Wednesday, June 22, 2011

THE SONG OF SPARROWS (Iranian) (2008)

Once again over to Iranian cinema of Majid Majidi and the man brought to screen a deep humanitarian tale where life is all about moments of small pleasures and unfixed sum of burden. The man doesn’t need complex plot, innovative concepts, stylistic devices to fill screen with covert art. His simple and deeply humanistic tales of human struggle has aesthetics of life. Needless to say the man grows on watching moving films of Masters like De Sica, Kurosawa and Satyajit Ray and it reflects in most of his cinema.

‘The song of sparrows’ is a tale of Karim and his family of three kids, the elder daughter is deaf and her hearing aid becomes dysfunctional. She needs a new pair as her exam is near and the new pair costs too dear. Karim works in ostrich farming in the village, Ramazan is near and his boss is about to witness the farm. Add insult to his injury, an ostrich escaped from the farm. His desperate search for lost ostrich turned futile and it costs him his job. The man turns to city of Tehran on his motorcycle where he earned money giving lifts to passengers in hurry. It’s quite queer to see that motorcycle works as auto rickshaw in Tehran! He earns money to survive and picks and brought to home the trash from the city to fix his TV antenna or window.

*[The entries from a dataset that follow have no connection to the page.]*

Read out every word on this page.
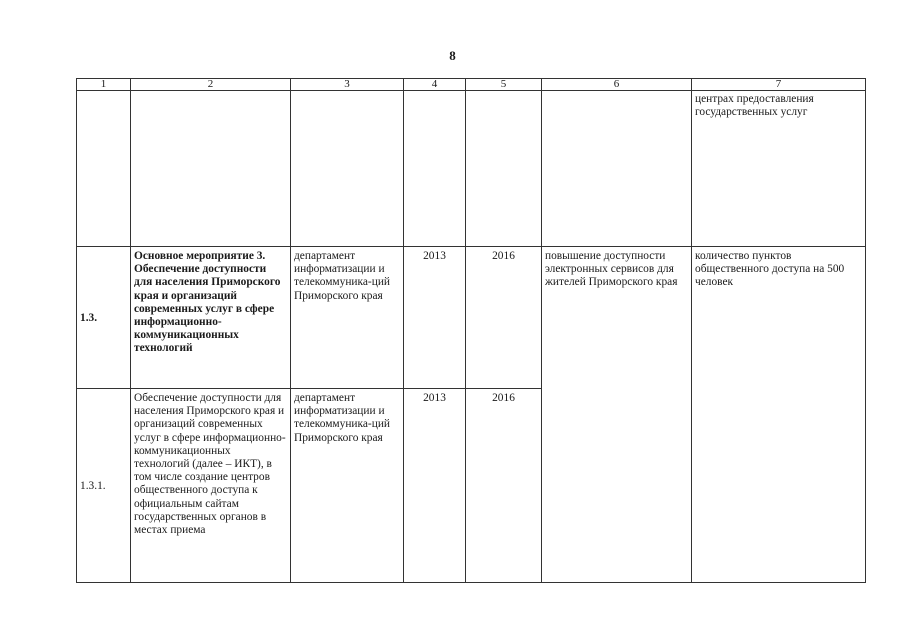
8
1	2	3	4	5	6	7
						центрах предоставления государственных услуг
1.3.	Основное мероприятие 3. Обеспечение доступности для населения Приморского края и организаций современных услуг в сфере информационно-коммуникационных технологий	департамент информатизации и телекоммуника-ций Приморского края	2013	2016	повышение доступности электронных сервисов для жителей Приморского края	количество пунктов общественного доступа на 500 человек
1.3.1.	Обеспечение доступности для населения Приморского края и организаций современных услуг в сфере информационно-коммуникационных технологий (далее – ИКТ), в том числе создание центров общественного доступа к официальным сайтам государственных органов в местах приема	департамент информатизации и телекоммуника-ций Приморского края	2013	2016		
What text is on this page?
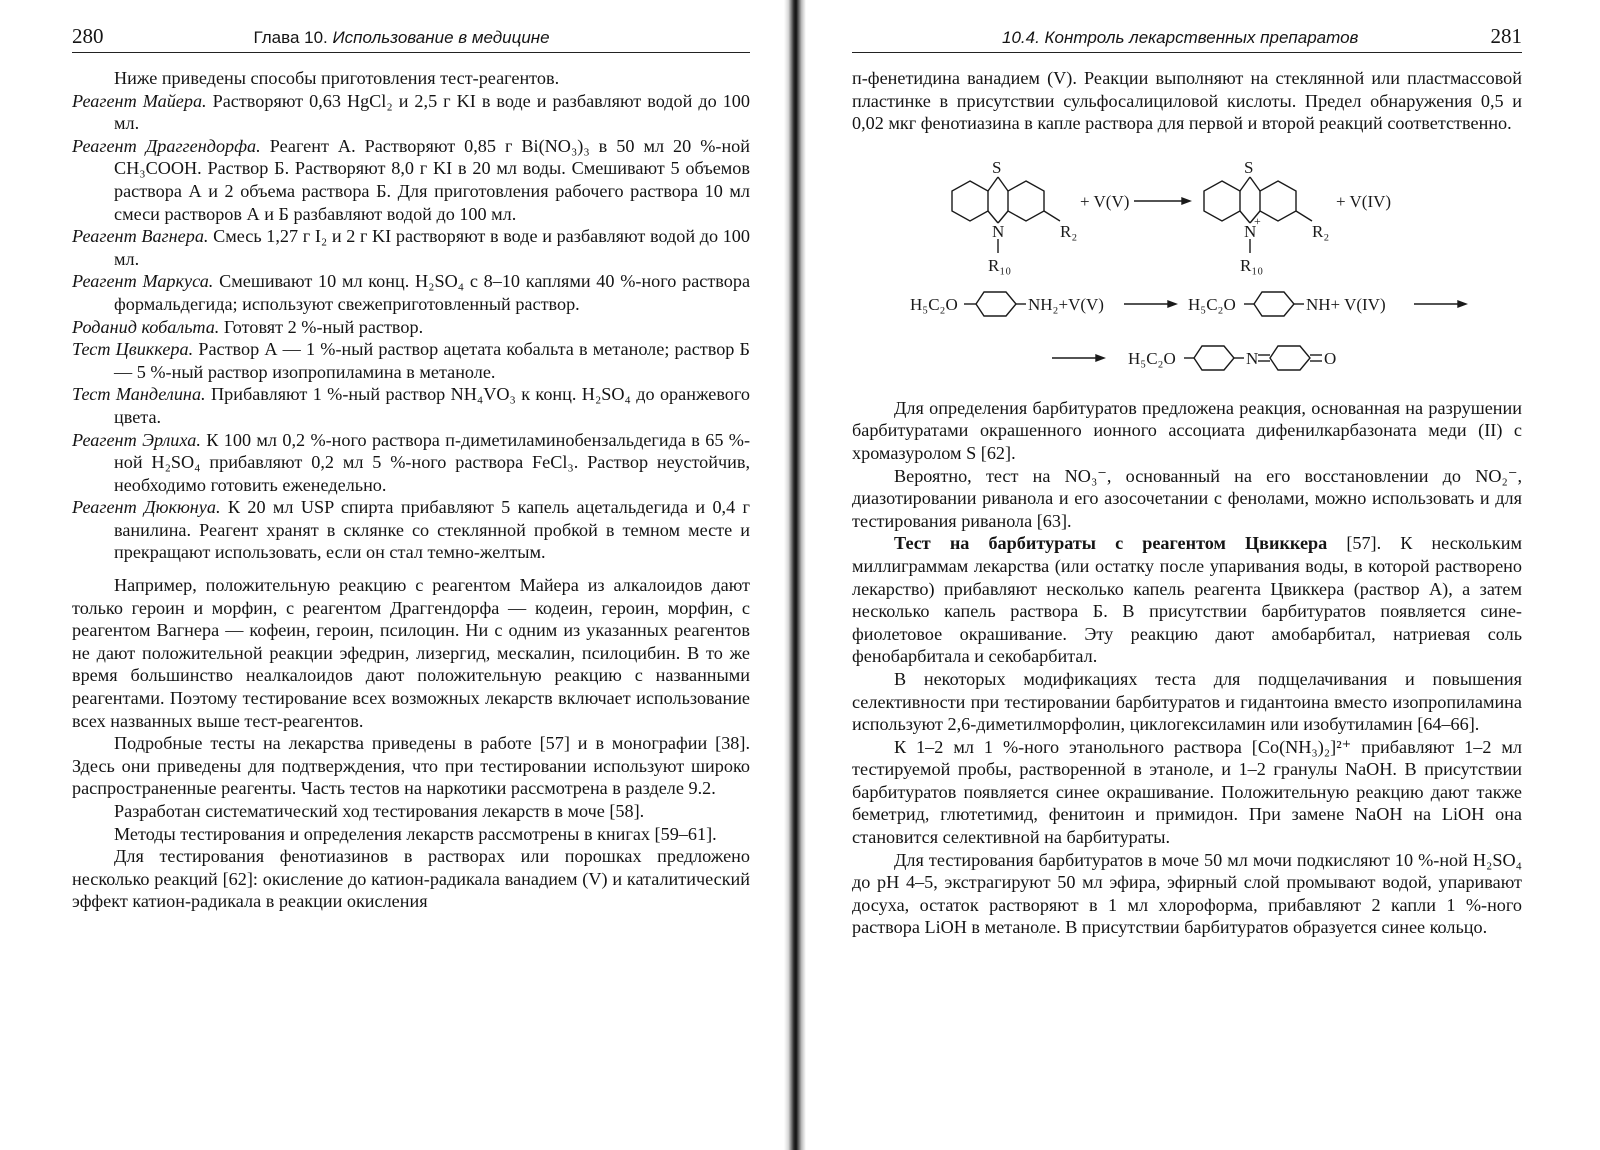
280	Глава 10. Использование в медицине

Ниже приведены способы приготовления тест-реагентов.

Реагент Майера. Растворяют 0,63 HgCl₂ и 2,5 г KI в воде и разбавляют водой до 100 мл.

Реагент Драггендорфа. Реагент А. Растворяют 0,85 г Bi(NO₃)₃ в 50 мл 20 %-ной CH₃COOH. Раствор Б. Растворяют 8,0 г KI в 20 мл воды. Смешивают 5 объемов раствора А и 2 объема раствора Б. Для приготовления рабочего раствора 10 мл смеси растворов А и Б разбавляют водой до 100 мл.

Реагент Вагнера. Смесь 1,27 г I₂ и 2 г KI растворяют в воде и разбавляют водой до 100 мл.

Реагент Маркуса. Смешивают 10 мл конц. H₂SO₄ с 8–10 каплями 40 %-ного раствора формальдегида; используют свежеприготовленный раствор.

Роданид кобальта. Готовят 2 %-ный раствор.

Тест Цвиккера. Раствор А — 1 %-ный раствор ацетата кобальта в метаноле; раствор Б — 5 %-ный раствор изопропиламина в метаноле.

Тест Манделина. Прибавляют 1 %-ный раствор NH₄VO₃ к конц. H₂SO₄ до оранжевого цвета.

Реагент Эрлиха. К 100 мл 0,2 %-ного раствора п-диметиламинобензальдегида в 65 %-ной H₂SO₄ прибавляют 0,2 мл 5 %-ного раствора FeCl₃. Раствор неустойчив, необходимо готовить еженедельно.

Реагент Дюкюнуа. К 20 мл USP спирта прибавляют 5 капель ацетальдегида и 0,4 г ванилина. Реагент хранят в склянке со стеклянной пробкой в темном месте и прекращают использовать, если он стал темно-желтым.

Например, положительную реакцию с реагентом Майера из алкалоидов дают только героин и морфин, с реагентом Драггендорфа — кодеин, героин, морфин, с реагентом Вагнера — кофеин, героин, псилоцин. Ни с одним из указанных реагентов не дают положительной реакции эфедрин, лизергид, мескалин, псилоцибин. В то же время большинство неалкалоидов дают положительную реакцию с названными реагентами. Поэтому тестирование всех возможных лекарств включает использование всех названных выше тест-реагентов.

Подробные тесты на лекарства приведены в работе [57] и в монографии [38]. Здесь они приведены для подтверждения, что при тестировании используют широко распространенные реагенты. Часть тестов на наркотики рассмотрена в разделе 9.2.

Разработан систематический ход тестирования лекарств в моче [58].

Методы тестирования и определения лекарств рассмотрены в книгах [59–61].

Для тестирования фенотиазинов в растворах или порошках предложено несколько реакций [62]: окисление до катион-радикала ванадием (V) и каталитический эффект катион-радикала в реакции окисления

10.4. Контроль лекарственных препаратов	281

п-фенетидина ванадием (V). Реакции выполняют на стеклянной или пластмассовой пластинке в присутствии сульфосалициловой кислоты. Предел обнаружения 0,5 и 0,02 мкг фенотиазина в капле раствора для первой и второй реакций соответственно.

S
N
R₁₀
R₂
+ V(V)
S
N
+
R₁₀
R₂
+ V(IV)
H₅C₂O	NH₂+V(V)	H₅C₂O	NH+ V(IV)
H₅C₂O	N	O

Для определения барбитуратов предложена реакция, основанная на разрушении барбитуратами окрашенного ионного ассоциата дифенилкарбазоната меди (II) с хромазуролом S [62].

Вероятно, тест на NO₃⁻, основанный на его восстановлении до NO₂⁻, диазотировании риванола и его азосочетании с фенолами, можно использовать и для тестирования риванола [63].

Тест на барбитураты с реагентом Цвиккера [57]. К нескольким миллиграммам лекарства (или остатку после упаривания воды, в которой растворено лекарство) прибавляют несколько капель реагента Цвиккера (раствор А), а затем несколько капель раствора Б. В присутствии барбитуратов появляется сине-фиолетовое окрашивание. Эту реакцию дают амобарбитал, натриевая соль фенобарбитала и секобарбитал.

В некоторых модификациях теста для подщелачивания и повышения селективности при тестировании барбитуратов и гидантоина вместо изопропиламина используют 2,6-диметилморфолин, циклогексиламин или изобутиламин [64–66].

К 1–2 мл 1 %-ного этанольного раствора [Co(NH₃)₂]²⁺ прибавляют 1–2 мл тестируемой пробы, растворенной в этаноле, и 1–2 гранулы NaOH. В присутствии барбитуратов появляется синее окрашивание. Положительную реакцию дают также беметрид, глютетимид, фенитоин и примидон. При замене NaOH на LiOH она становится селективной на барбитураты.

Для тестирования барбитуратов в моче 50 мл мочи подкисляют 10 %-ной H₂SO₄ до pH 4–5, экстрагируют 50 мл эфира, эфирный слой промывают водой, упаривают досуха, остаток растворяют в 1 мл хлороформа, прибавляют 2 капли 1 %-ного раствора LiOH в метаноле. В присутствии барбитуратов образуется синее кольцо.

Big applause for Reza Naji, the man of honest and damn natural expressions, who works in almost many Majidi films. Like many of Majidi films he’s playing a man struggling to run his family, he is honest, sincere and god fearing person. He is the man of village lost in the hectic struggle of city; his heart lies with ostrich but its machine (motorcycle) which gives him what’s needed for survival. Majidi makes certain scenes so damn natural- i.e Karim’s checking whether his daughter is able to listen from distance, escape of ostrich, Karim’s desperate search for it on top of mountain being ostrich, Karim’s struggle in city. Majidi has brilliantly use aerial shot or wide shots to heighten the emotions and it all works like poetry on screen- Karim being an ostrich on top of mountain, His running with blue door in field and that scene where kids dream shattered on floor surrounded by fish around. The only thing seems quite cliché is the ending with an ostrich dancing; for me his ending of ‘Baran’ and ‘Chidren of Heaven’ are one of the most moving one.


1 comment:

Luv said...

Oh God!! I somehow totally forgot this one. I have had my copy for so long. Dug it out after seeing your review. Thanks mate!